It is distinct from other Russian operations in cyberspace such as the SolarWinds campaign
— which was instead carried out by Russia’s foreign intelligence service, the SVR, and relied on malicious code secretly embedded in trusted software rather than direct attacks on user passwords.
This campaign, which involved attempts to break the passwords of people affiliated with major organizations worldwide, began in mid-2019 and while aspects of it have been publicly reported, the US government is attributing it to Russia’s military intelligence agency, the GRU, for the first time this week.
The advisory released Thursday does not specify how often these attacks were successful, but it does say that the actors “have used” identified account credentials in conjunction with known vulnerabilities.

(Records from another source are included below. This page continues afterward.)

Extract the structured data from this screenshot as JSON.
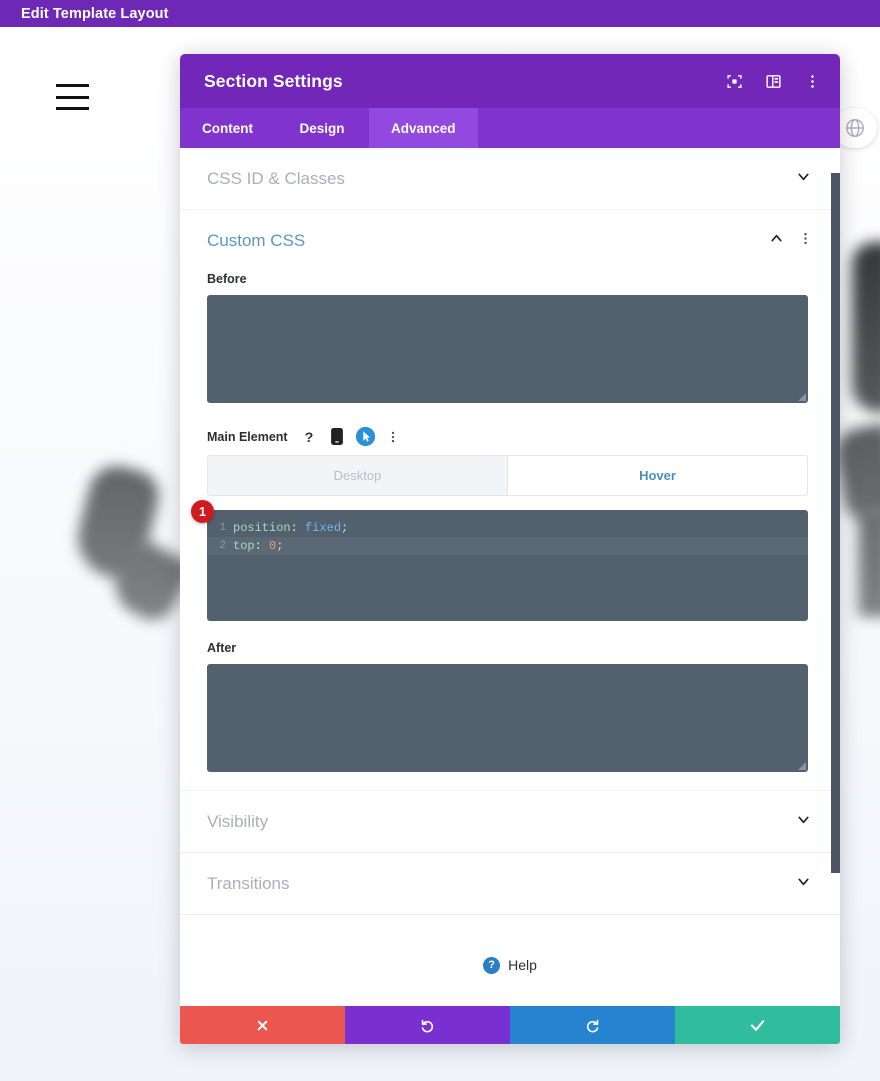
{
  "topbar": {
    "title": "Edit Template Layout"
  },
  "canvas": {
    "menu_icon": "hamburger-menu-icon",
    "globe_icon": "globe-icon"
  },
  "modal": {
    "title": "Section Settings",
    "header_icons": [
      {
        "name": "focus-target-icon",
        "label": "Focus"
      },
      {
        "name": "layout-panel-icon",
        "label": "Layout"
      },
      {
        "name": "more-options-icon",
        "label": "More"
      }
    ],
    "tabs": [
      {
        "label": "Content",
        "active": false
      },
      {
        "label": "Design",
        "active": false
      },
      {
        "label": "Advanced",
        "active": true
      }
    ],
    "sections": {
      "css_id_classes": {
        "label": "CSS ID & Classes",
        "expanded": false,
        "chevron": "chevron-down-icon"
      },
      "custom_css": {
        "label": "Custom CSS",
        "expanded": true,
        "chevron": "chevron-up-icon",
        "more_icon": "more-options-icon",
        "before": {
          "label": "Before",
          "value": "",
          "placeholder": ""
        },
        "main_element": {
          "label": "Main Element",
          "icons": [
            {
              "name": "help-icon",
              "glyph": "?"
            },
            {
              "name": "mobile-device-icon",
              "glyph": ""
            },
            {
              "name": "hover-cursor-icon",
              "glyph": ""
            },
            {
              "name": "more-options-icon",
              "glyph": ""
            }
          ],
          "state_tabs": [
            {
              "label": "Desktop",
              "active": false
            },
            {
              "label": "Hover",
              "active": true
            }
          ],
          "editor": {
            "badge": "1",
            "lines": [
              {
                "number": "1",
                "active": false,
                "property": "position",
                "colon": ":",
                "value": "fixed",
                "semicolon": ";",
                "value_type": "keyword"
              },
              {
                "number": "2",
                "active": true,
                "property": "top",
                "colon": ":",
                "value": "0",
                "semicolon": ";",
                "value_type": "number"
              }
            ]
          }
        },
        "after": {
          "label": "After",
          "value": "",
          "placeholder": ""
        }
      },
      "visibility": {
        "label": "Visibility",
        "expanded": false,
        "chevron": "chevron-down-icon"
      },
      "transitions": {
        "label": "Transitions",
        "expanded": false,
        "chevron": "chevron-down-icon"
      }
    },
    "help": {
      "label": "Help",
      "badge": "?"
    },
    "footer_buttons": [
      {
        "name": "cancel-button",
        "icon": "close-x-icon",
        "color": "#ec5650"
      },
      {
        "name": "undo-button",
        "icon": "undo-arrow-icon",
        "color": "#7a2fd0"
      },
      {
        "name": "redo-button",
        "icon": "redo-arrow-icon",
        "color": "#2683cf"
      },
      {
        "name": "save-button",
        "icon": "check-icon",
        "color": "#2fbd9e"
      }
    ]
  },
  "colors": {
    "topbar_purple": "#6d29b5",
    "modal_header_purple": "#7327b8",
    "tabbar_purple": "#8133cd",
    "tab_active_purple": "#9249e0",
    "editor_bg": "#53606e",
    "badge_red": "#cf1b20",
    "link_blue": "#5b97c4"
  }
}
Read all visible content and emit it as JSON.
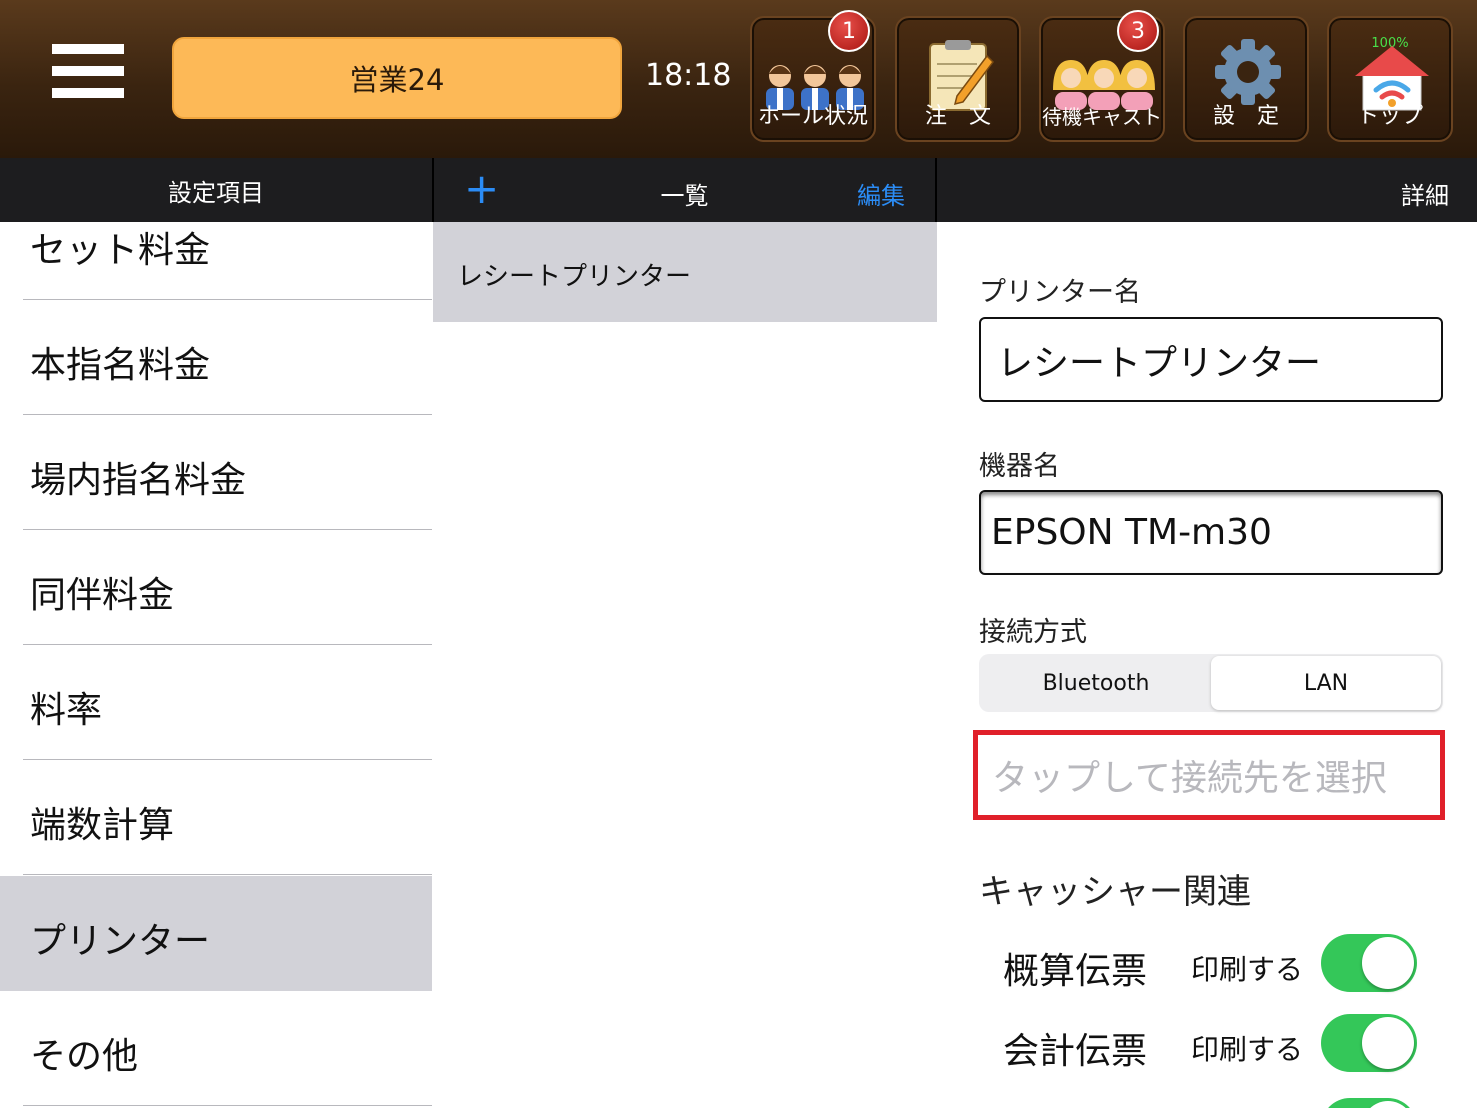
{
  "topbar": {
    "business_label": "営業24",
    "time": "18:18",
    "buttons": [
      {
        "label": "ホール状況",
        "badge": "1",
        "icon": "hall-status-icon"
      },
      {
        "label": "注　文",
        "icon": "order-clipboard-icon"
      },
      {
        "label": "待機キャスト",
        "badge": "3",
        "icon": "waiting-cast-icon"
      },
      {
        "label": "設　定",
        "icon": "gear-icon"
      },
      {
        "label": "トップ",
        "percent": "100%",
        "icon": "home-wifi-icon"
      }
    ]
  },
  "columns": {
    "left_title": "設定項目",
    "middle_title": "一覧",
    "add": "+",
    "edit": "編集",
    "right_title": "詳細"
  },
  "settings_items": [
    "セット料金",
    "本指名料金",
    "場内指名料金",
    "同伴料金",
    "料率",
    "端数計算",
    "プリンター",
    "その他"
  ],
  "list": {
    "items": [
      "レシートプリンター"
    ]
  },
  "detail": {
    "printer_name_label": "プリンター名",
    "printer_name": "レシートプリンター",
    "device_name_label": "機器名",
    "device_name": "EPSON TM-m30",
    "connection_label": "接続方式",
    "connection_options": [
      "Bluetooth",
      "LAN"
    ],
    "connection_selected": "LAN",
    "connection_target_placeholder": "タップして接続先を選択",
    "cashier_section": "キャッシャー関連",
    "toggles": [
      {
        "name": "概算伝票",
        "state": "印刷する"
      },
      {
        "name": "会計伝票",
        "state": "印刷する"
      }
    ]
  },
  "colors": {
    "accent_blue": "#2b8cf5",
    "toggle_on": "#34c759",
    "highlight_red": "#e0202a",
    "business_button": "#fdb957"
  }
}
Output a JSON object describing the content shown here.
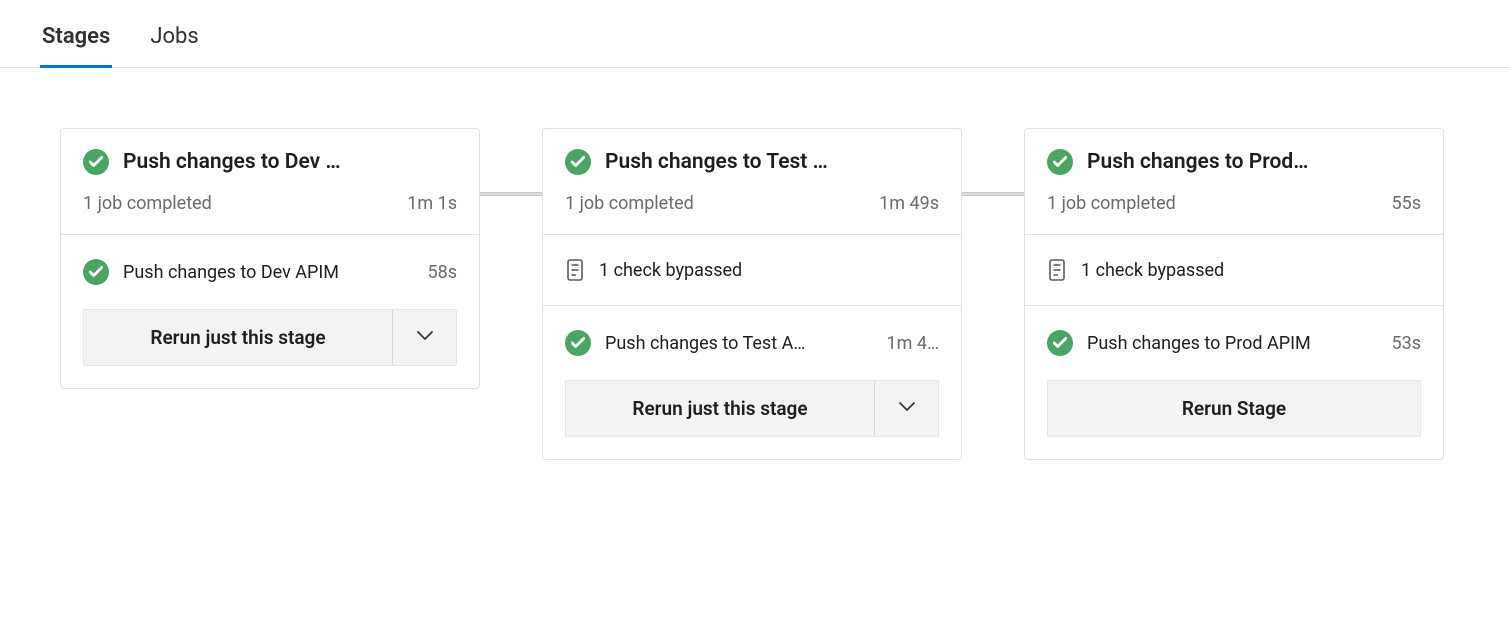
{
  "tabs": {
    "stages": "Stages",
    "jobs": "Jobs",
    "active": "stages"
  },
  "stages": [
    {
      "title": "Push changes to Dev …",
      "summary": "1 job completed",
      "duration": "1m 1s",
      "checks": null,
      "job": {
        "name": "Push changes to Dev APIM",
        "duration": "58s"
      },
      "action": {
        "type": "split",
        "label": "Rerun just this stage"
      }
    },
    {
      "title": "Push changes to Test …",
      "summary": "1 job completed",
      "duration": "1m 49s",
      "checks": "1 check bypassed",
      "job": {
        "name": "Push changes to Test A…",
        "duration": "1m 4…"
      },
      "action": {
        "type": "split",
        "label": "Rerun just this stage"
      }
    },
    {
      "title": "Push changes to Prod…",
      "summary": "1 job completed",
      "duration": "55s",
      "checks": "1 check bypassed",
      "job": {
        "name": "Push changes to Prod APIM",
        "duration": "53s"
      },
      "action": {
        "type": "single",
        "label": "Rerun Stage"
      }
    }
  ]
}
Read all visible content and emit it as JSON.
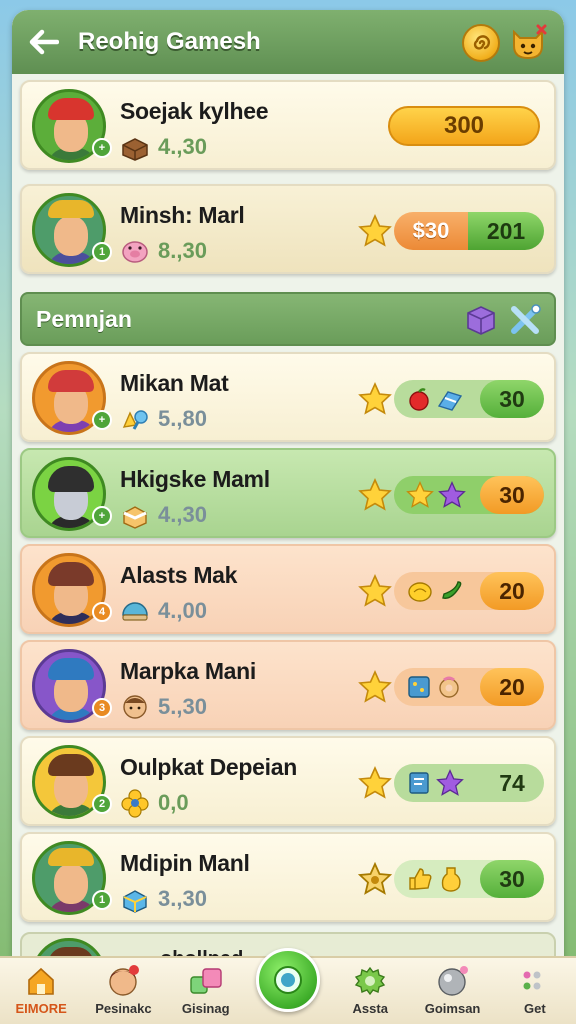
{
  "header": {
    "title": "Reohig Gamesh"
  },
  "players": [
    {
      "name": "Soejak kylhee",
      "score": "4.,30",
      "level": "+",
      "reward_value": "300"
    },
    {
      "name": "Minsh: Marl",
      "score": "8.,30",
      "level": "1",
      "left_value": "$30",
      "right_value": "201"
    }
  ],
  "section": {
    "title": "Pemnjan"
  },
  "section_players": [
    {
      "name": "Mikan Mat",
      "score": "5.,80",
      "level": "+",
      "value": "30"
    },
    {
      "name": "Hkigske Maml",
      "score": "4.,30",
      "level": "+",
      "value": "30"
    },
    {
      "name": "Alasts Mak",
      "score": "4.,00",
      "level": "4",
      "value": "20"
    },
    {
      "name": "Marpka Mani",
      "score": "5.,30",
      "level": "3",
      "value": "20"
    },
    {
      "name": "Oulpkat Depeian",
      "score": "0,0",
      "level": "2",
      "value": "74"
    },
    {
      "name": "Mdipin Manl",
      "score": "3.,30",
      "level": "1",
      "value": "30"
    }
  ],
  "partial_player": {
    "name": "ohollpad"
  },
  "bottom_nav": [
    {
      "label": "EIMORE",
      "icon": "home-icon"
    },
    {
      "label": "Pesinakc",
      "icon": "avatar-icon"
    },
    {
      "label": "Gisinag",
      "icon": "blocks-icon"
    },
    {
      "label": "",
      "icon": "play-icon"
    },
    {
      "label": "Assta",
      "icon": "gear-icon"
    },
    {
      "label": "Goimsan",
      "icon": "sphere-icon"
    },
    {
      "label": "Get",
      "icon": "dots-icon"
    }
  ],
  "colors": {
    "header_green": "#6a9d5a",
    "accent_orange": "#f29a25",
    "accent_green": "#55b03a",
    "active_nav": "#d5561a"
  }
}
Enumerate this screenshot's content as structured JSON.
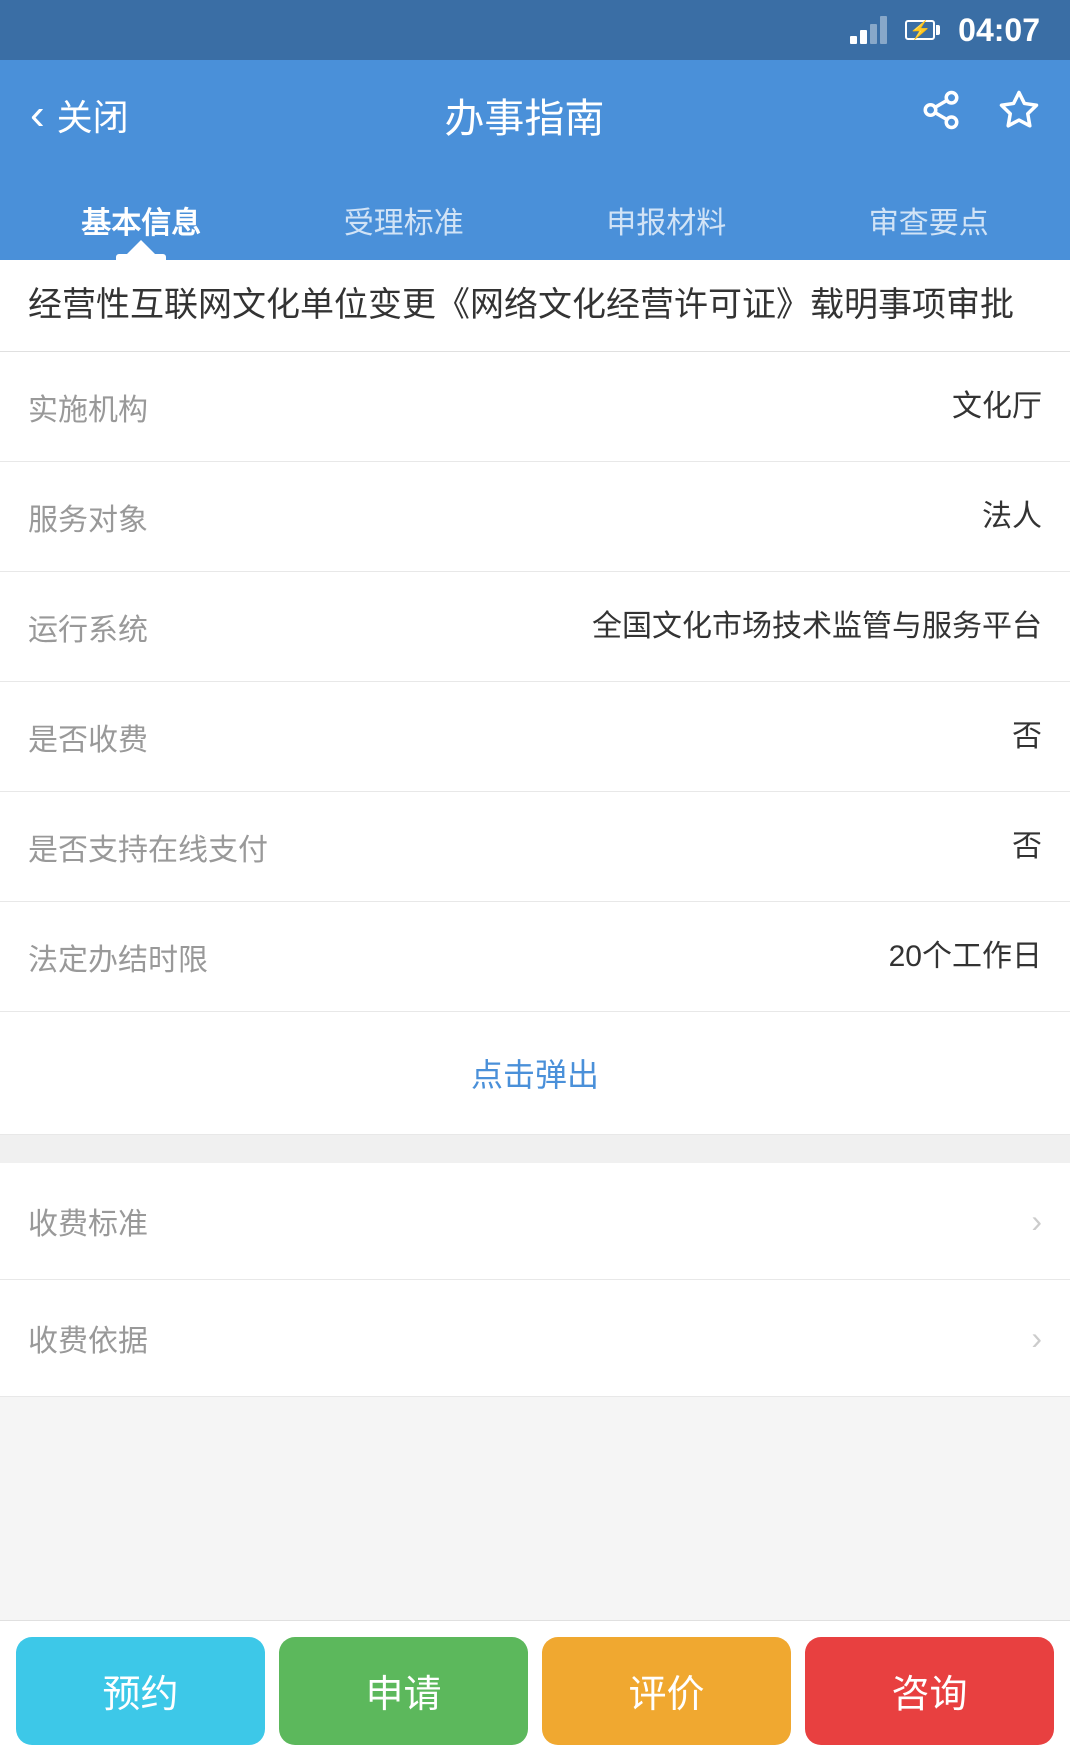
{
  "statusBar": {
    "time": "04:07"
  },
  "navBar": {
    "backLabel": "关闭",
    "title": "办事指南",
    "shareIconUnicode": "⇧",
    "starIconUnicode": "☆"
  },
  "tabs": [
    {
      "id": "basic",
      "label": "基本信息",
      "active": true
    },
    {
      "id": "standard",
      "label": "受理标准",
      "active": false
    },
    {
      "id": "materials",
      "label": "申报材料",
      "active": false
    },
    {
      "id": "review",
      "label": "审查要点",
      "active": false
    }
  ],
  "pageTitle": "经营性互联网文化单位变更《网络文化经营许可证》载明事项审批",
  "infoRows": [
    {
      "label": "实施机构",
      "value": "文化厅"
    },
    {
      "label": "服务对象",
      "value": "法人"
    },
    {
      "label": "运行系统",
      "value": "全国文化市场技术监管与服务平台"
    },
    {
      "label": "是否收费",
      "value": "否"
    },
    {
      "label": "是否支持在线支付",
      "value": "否"
    },
    {
      "label": "法定办结时限",
      "value": "20个工作日"
    }
  ],
  "clickPopup": {
    "label": "点击弹出"
  },
  "expandRows": [
    {
      "label": "收费标准"
    },
    {
      "label": "收费依据"
    }
  ],
  "bottomButtons": [
    {
      "id": "book",
      "label": "预约"
    },
    {
      "id": "apply",
      "label": "申请"
    },
    {
      "id": "review-btn",
      "label": "评价"
    },
    {
      "id": "consult",
      "label": "咨询"
    }
  ]
}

“The bread and butter of this group is routine collection against policy makers, diplomats, the military, and the defense industry and these sorts of incidents don’t necessarily presage operations like hack and leak campaigns,” according to John Hultquist, VP of Analysis, Mandiant Threat Intelligence. “Despite our best efforts we are very unlikely to ever stop Moscow from spying.”
One high-profile example of the campaign was disclosed last September
, when Microsoft said it had detected attacks on passwords belonging to tens of thousands of accounts at some 200 organizations, many of which were involved in US and UK elections. At the time, Microsoft warned that the attacks represented a potential election security threat ahead of the 2020 elections.
A former US official told CNN the wider campaign identified by Thursday’s advisory was not tied to elections.
By repeatedly trying password combinations until they achieved access, Russian agents sought to gain control of accounts at victim organizations, Thursday’s advisory said. The attackers also tried to hide the source of their attacks by launching them from behind virtual private networks and by routing them through traffic-anonymizing services such as Tor, the advisory said.
Once the attackers gained access to a victim network, they sought to use other publicly known software flaws to breach accounts with high-powered network permissions and to steal emails and other data, according to the advisory.
The Russian campaign likely continues to this day, said Rob Joyce, NSA’s director of cybersecurity.
“This lengthy brute force campaign to collect and exfiltrate data, access credentials and more, is likely ongoing, on a global scale,” he said.
To protect their networks, the advisory said, organizations should require strong passwords, use multi-factor authentication and block all incoming internet traffic from Tor and commercial VPN services.